Berner Polizei: Rückgang der DNA-Entnahmen hat seinen Preis

Wegen eines Bundesgerichtsentscheids dürfen bei Straftaten seltener DNA-Proben entnommen werden. Dies erschwere die Arbeit der Polizei, so der Kripo-Chef.

Entnahme von DNA-Material der Wangenschleimhaut: Der Polizei sind die Hände gebunden.

Entnahme von DNA-Material der Wangenschleimhaut: Der Polizei sind die Hände gebunden.

(Bild: Michael Buholzer)

Die Berner Kantonspolizei kann bei mutmasslichen Straftaten deutlich seltener DNA-Proben entnehmen als noch vor zwei Jahren. Das erschwere die Ermittlungen etwa bei Einbruchdiebstählen, sagte Kripo-Chef Thomas Sollberger am Montag bei der Präsentation der Polizeilichen Kriminalstatistik 2016.
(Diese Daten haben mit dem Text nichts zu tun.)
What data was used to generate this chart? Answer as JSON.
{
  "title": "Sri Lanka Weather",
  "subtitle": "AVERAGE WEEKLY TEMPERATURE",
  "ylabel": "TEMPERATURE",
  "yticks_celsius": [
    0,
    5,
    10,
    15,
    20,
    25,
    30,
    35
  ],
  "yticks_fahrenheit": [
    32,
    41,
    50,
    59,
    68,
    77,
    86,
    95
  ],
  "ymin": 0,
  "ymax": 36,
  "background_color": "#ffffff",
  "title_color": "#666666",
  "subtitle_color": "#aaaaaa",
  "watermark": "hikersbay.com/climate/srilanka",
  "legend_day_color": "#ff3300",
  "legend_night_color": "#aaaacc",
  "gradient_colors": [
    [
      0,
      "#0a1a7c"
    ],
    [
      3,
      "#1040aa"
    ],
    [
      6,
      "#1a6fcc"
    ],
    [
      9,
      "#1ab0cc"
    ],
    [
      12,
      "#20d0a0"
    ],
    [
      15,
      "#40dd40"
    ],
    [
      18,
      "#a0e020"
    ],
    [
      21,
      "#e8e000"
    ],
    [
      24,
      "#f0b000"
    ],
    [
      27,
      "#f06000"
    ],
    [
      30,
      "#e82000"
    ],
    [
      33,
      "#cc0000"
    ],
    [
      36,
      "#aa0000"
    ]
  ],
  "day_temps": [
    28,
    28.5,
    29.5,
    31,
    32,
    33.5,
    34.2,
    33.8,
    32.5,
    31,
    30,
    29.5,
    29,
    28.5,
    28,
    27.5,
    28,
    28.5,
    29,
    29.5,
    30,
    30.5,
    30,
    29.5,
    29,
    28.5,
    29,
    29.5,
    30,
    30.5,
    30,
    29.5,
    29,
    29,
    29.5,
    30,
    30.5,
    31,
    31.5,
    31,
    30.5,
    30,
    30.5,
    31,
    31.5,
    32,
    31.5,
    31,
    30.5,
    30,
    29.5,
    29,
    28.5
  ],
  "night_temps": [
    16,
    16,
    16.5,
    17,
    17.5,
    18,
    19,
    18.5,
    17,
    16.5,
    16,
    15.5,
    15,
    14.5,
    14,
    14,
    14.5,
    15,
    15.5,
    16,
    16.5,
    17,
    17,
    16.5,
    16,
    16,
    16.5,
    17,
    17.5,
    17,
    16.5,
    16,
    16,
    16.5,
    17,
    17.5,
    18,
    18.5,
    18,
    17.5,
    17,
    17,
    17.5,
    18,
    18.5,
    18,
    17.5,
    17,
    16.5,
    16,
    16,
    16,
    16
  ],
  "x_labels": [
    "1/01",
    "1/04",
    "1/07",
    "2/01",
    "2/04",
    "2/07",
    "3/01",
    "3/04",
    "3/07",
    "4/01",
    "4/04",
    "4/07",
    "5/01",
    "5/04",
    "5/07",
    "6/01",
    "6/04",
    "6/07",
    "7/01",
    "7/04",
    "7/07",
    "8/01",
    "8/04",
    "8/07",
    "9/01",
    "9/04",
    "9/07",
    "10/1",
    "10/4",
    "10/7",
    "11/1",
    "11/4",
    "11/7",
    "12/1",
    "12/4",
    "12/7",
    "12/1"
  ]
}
Der Rückgang der DNA-Entnahmen geht ihm zufolge auf einen Bundesgerichtsentscheid von Ende 2014 zurück. «Es ist nicht an uns, die Rechtsprechung zu kritisieren», sagte Polizeikommandant Stefan Blättler vor den Medien. Die Bevölkerung müsse sich aber bewusst sein, dass der Rechtsstaat nicht alles erlaube, was möglich wäre.
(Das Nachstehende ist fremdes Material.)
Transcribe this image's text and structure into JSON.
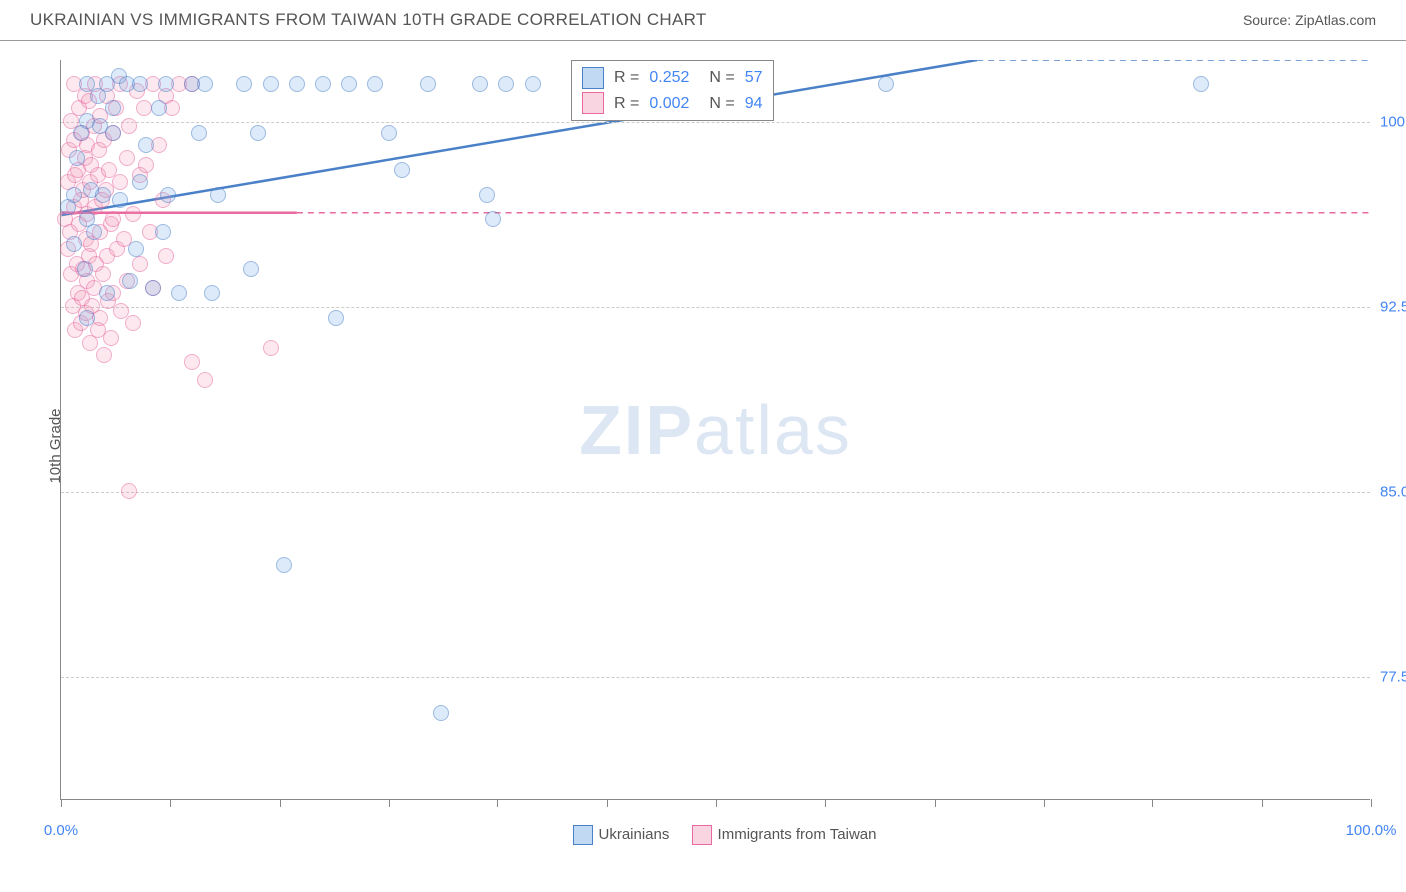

Dieser Umstand führe dazu, dass manche Straftaten schlicht nicht aufgeklärt werden könnten. «Am Schluss ist es am Gesetzgeber zu entscheiden, welche Spielregeln bei der DNA-Entnahme gelten sollen», stellte Blättler fest.

Im Kanton Bern werden pro Monat etwa 400 Personen «erkennungsdienstlich behandelt», wie Kripo-Chef Sollberger sagte: Die Fingerabdrücke werden genommen, die Körpergrösse festgestellt, die Personalien gemäss Pass registriert. Früher machte man in 80 Prozent aller Fälle einen Wangenschleimhaut-Abstrich und konnte dann eine DNA-Auswertung vornehmen. Heute sind es nur noch 30 Prozent.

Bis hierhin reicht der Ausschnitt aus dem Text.